Three of the relatively small number of hiking trails in Mesa Verde National Park
start in the north near Morfield campground; 4 miles from the entrance; the long (7.8 miles) Prater Ridge Trail that loops around a high escarpment, and two much shorter hikes to viewpoints - Point Lookout Trail and the one mile Knife Edge Trail
, which climbs gently through a low pass then continues along the side of a steeply-sloping ridge, overlooking extensive lowlands to the northwest, across to Sleeping Ute Mountain and (on a clear day) the Abajo Mountains in Utah.
The pass follows a narrow, disused roadbed (built in 1914), once part of the main route into the park prior to construction of a tunnel to the south, through a ridge between Prater and Morfield canyons. The downhill half of the old road is closed to hiking because of the danger of rockfalls, though the lower end can be seen beside the current road, at Montezuma Valley Overlook
; a little path extends about 200 feet before a warning notice tells people not to proceed further. Although short, the Knife Edge Trail passes a variety of scenery, and plant life - an illustrated guide is available that lists 32 species viewable along the way, not just the usual trees and bushes but also over a dozen types of wildflowers. Part of the trail crosses grey slopes of Mancos shale, which although generally unvegetated, is home to a few relatively unusual species including Hayden's gilia
and adonis blazingstar
The trailhead for the hike is at a perhaps unnecessarily large parking lot along Morfield Campground Road, just past the main camp and shortly before the end of the road at the amphitheater. The path seems not to receive many visitors and is likely used mostly by people staying at the camp, who walk from there rather than use the parking area.
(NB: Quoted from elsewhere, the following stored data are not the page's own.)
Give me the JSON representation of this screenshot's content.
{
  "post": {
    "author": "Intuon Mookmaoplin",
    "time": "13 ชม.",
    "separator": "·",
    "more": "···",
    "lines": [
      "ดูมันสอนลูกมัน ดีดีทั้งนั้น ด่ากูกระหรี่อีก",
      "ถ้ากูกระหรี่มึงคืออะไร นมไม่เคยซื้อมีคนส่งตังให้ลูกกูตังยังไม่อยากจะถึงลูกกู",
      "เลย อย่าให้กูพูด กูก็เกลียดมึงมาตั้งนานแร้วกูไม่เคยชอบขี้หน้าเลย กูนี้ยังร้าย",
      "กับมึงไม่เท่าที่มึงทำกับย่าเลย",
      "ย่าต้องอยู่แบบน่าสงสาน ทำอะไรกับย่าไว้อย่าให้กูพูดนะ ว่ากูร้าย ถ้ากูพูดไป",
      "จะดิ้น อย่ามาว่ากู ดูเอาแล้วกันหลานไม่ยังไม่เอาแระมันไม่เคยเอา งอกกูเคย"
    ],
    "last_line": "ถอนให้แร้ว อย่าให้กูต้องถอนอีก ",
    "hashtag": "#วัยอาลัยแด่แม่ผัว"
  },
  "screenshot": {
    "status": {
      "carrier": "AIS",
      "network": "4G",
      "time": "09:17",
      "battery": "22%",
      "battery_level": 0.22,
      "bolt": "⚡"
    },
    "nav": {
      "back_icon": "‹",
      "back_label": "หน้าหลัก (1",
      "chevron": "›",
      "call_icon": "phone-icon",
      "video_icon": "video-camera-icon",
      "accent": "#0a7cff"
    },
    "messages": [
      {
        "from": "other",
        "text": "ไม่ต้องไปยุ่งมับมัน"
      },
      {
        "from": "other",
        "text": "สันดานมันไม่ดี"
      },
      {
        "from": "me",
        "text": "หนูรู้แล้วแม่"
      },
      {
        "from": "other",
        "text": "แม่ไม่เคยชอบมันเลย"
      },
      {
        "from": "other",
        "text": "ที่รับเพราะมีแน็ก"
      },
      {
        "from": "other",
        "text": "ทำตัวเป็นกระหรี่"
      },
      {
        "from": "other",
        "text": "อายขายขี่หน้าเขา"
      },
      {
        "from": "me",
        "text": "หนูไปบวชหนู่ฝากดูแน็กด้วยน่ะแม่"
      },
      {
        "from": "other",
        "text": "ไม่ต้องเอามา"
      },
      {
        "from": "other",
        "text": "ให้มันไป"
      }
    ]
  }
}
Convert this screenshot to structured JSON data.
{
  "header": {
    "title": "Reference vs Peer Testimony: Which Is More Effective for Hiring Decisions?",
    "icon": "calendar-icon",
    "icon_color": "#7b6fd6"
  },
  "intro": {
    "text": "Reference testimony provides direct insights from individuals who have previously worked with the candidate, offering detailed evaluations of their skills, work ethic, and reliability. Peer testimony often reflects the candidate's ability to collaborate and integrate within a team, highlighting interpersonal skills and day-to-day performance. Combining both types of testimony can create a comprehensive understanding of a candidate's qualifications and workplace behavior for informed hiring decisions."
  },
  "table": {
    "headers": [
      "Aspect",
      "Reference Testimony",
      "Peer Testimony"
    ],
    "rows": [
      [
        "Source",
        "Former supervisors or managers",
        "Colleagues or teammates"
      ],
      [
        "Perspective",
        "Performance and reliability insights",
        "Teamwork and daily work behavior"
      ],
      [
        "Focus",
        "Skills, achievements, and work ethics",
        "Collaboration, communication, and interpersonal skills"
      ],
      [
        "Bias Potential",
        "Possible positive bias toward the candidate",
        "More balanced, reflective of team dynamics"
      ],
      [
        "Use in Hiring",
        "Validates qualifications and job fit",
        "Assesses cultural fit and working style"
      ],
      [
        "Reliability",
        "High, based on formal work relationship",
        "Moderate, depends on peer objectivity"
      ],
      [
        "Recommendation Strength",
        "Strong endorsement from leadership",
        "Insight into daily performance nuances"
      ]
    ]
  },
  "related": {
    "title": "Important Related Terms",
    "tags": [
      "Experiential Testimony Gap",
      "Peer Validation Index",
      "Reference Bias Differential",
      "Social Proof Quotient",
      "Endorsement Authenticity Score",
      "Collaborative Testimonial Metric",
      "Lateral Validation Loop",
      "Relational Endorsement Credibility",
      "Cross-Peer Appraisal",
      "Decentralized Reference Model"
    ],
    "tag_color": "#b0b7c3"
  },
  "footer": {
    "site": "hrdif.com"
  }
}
The path is straight at first, and quite wide, with a gravel surface. A connection to the Prater Ridge Trail forks off to the left, crossing a patch of grassland, while to the right the land rises steeply, up to the isolated, flat topped summit of Lone Cone. Past here, after rising gently to a saddle, the ground starts to slope down, and the land falls away much more sharply to the east so the views become quickly more extensive. The surrounding grass and scattered sagebrush are replaced by denser vegetation including gambel oak and pinyon pine trees, mixed with big light brown boulders of Point Lookout Sandstone. The path moves over a relatively barren expanse of the shale, where the ground is muddy and slippery if wet, then re-enters more overgrown terrain, followed by more shale, as the route descends a bit more and ends at a rocky viewpoint. A notice against continuing, because of the rockfall danger, though the course of the old road is hardly evident and the slopes ahead look no different to those behind - both are covered with plenty of large, fallen boulders.